Background: Multiple chemical sensitivity (MCS) is characterized by chemically induced symptoms from multiple organs. These symptoms occur in response to demonstrable exposure to chemically unrelated compounds at doses far below those known to cause harmful effects in the general population. Although the mechanism of this action remains unclear and no acceptable and well-documented treatment for MCS has yet been established, regarding neurogenic inflammation, it has been hypothesized that an increased density of C-fiber neurons is found in symptomatic tissues.

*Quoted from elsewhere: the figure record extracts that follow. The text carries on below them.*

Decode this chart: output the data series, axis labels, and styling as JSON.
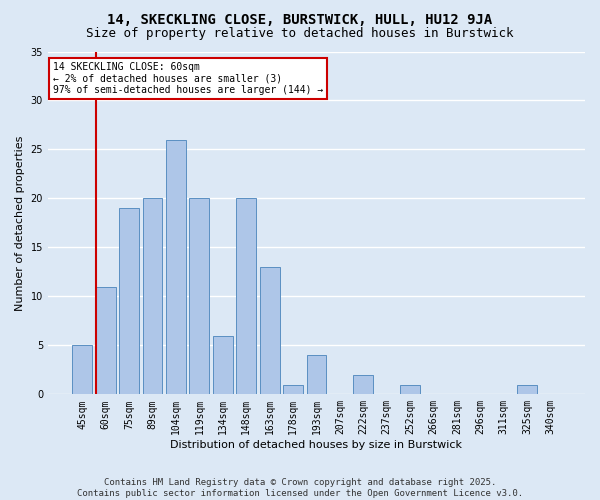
{
  "title": "14, SKECKLING CLOSE, BURSTWICK, HULL, HU12 9JA",
  "subtitle": "Size of property relative to detached houses in Burstwick",
  "xlabel": "Distribution of detached houses by size in Burstwick",
  "ylabel": "Number of detached properties",
  "categories": [
    "45sqm",
    "60sqm",
    "75sqm",
    "89sqm",
    "104sqm",
    "119sqm",
    "134sqm",
    "148sqm",
    "163sqm",
    "178sqm",
    "193sqm",
    "207sqm",
    "222sqm",
    "237sqm",
    "252sqm",
    "266sqm",
    "281sqm",
    "296sqm",
    "311sqm",
    "325sqm",
    "340sqm"
  ],
  "values": [
    5,
    11,
    19,
    20,
    26,
    20,
    6,
    20,
    13,
    1,
    4,
    0,
    2,
    0,
    1,
    0,
    0,
    0,
    0,
    1,
    0
  ],
  "bar_color": "#aec6e8",
  "bar_edge_color": "#5a8fc2",
  "highlight_index": 1,
  "highlight_color": "#cc0000",
  "ylim": [
    0,
    35
  ],
  "yticks": [
    0,
    5,
    10,
    15,
    20,
    25,
    30,
    35
  ],
  "annotation_text": "14 SKECKLING CLOSE: 60sqm\n← 2% of detached houses are smaller (3)\n97% of semi-detached houses are larger (144) →",
  "annotation_box_color": "#ffffff",
  "annotation_box_edge": "#cc0000",
  "footer_line1": "Contains HM Land Registry data © Crown copyright and database right 2025.",
  "footer_line2": "Contains public sector information licensed under the Open Government Licence v3.0.",
  "bg_color": "#dce8f5",
  "plot_bg_color": "#dce8f5",
  "grid_color": "#ffffff",
  "title_fontsize": 10,
  "subtitle_fontsize": 9,
  "footer_fontsize": 6.5,
  "axis_label_fontsize": 8,
  "tick_fontsize": 7,
  "annotation_fontsize": 7
}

Methods: Using capsaicin, we examined the sensitivity of the cough reflex in patients with MCS and chronic cough (CC) and compared the findings with those in control subjects. Fifteen patients (four males, 11 females; mean (± SD) age 38.3 ± 16.3 years) suffering from MCS and 29 patients (10 males, 19 females; mean age 46.4 ± 15.9 years) who had cough symptoms lasting 4 weeks or longer and normal chest radiograph findings (CC) were enrolled in the present study. Twenty-nine healthy subjects (14 males, 15 females; mean age 37.9 ± 9.5 years) who had no history of coughing during the previous 6 months and no chronic respiratory diseases were enrolled as controls. Subjects inhaled stepwise incremental concentrations of capsaicin (0.122−62.5 µmol/L) for 15 s. Inhalation was performed at 45 s intervals and the number of coughs per minute was counted. The provocation was terminated when the subject coughed five or more times. Ventilatory functions (forced vital capacity (FVC), forced expiratory volume in 1 s and the expiratory flow rate at 50 and 75% FVC (V50 and V25, respectively)) were also measured.
Results: No significant differences were observed in ventilatory function test findings between the three groups. The log concentration of capsaicin causing five or more coughs (C5) was 0.150 ± 0.630, 0.611 ± 0.691 and 1.120 ± 0.612 µmol/L in MCS, CC and control subjects, respectively. The log C5 in MCS subjects was significantly lower than that in CC and control subjects.
Conclusions: Capsaicin is a cough-inducing agent in humans that possibly acts on non-myelinated C-fiber endings. The findings of the present study indicate that the mechanisms underlying MCS may originate in the sensory nervous system.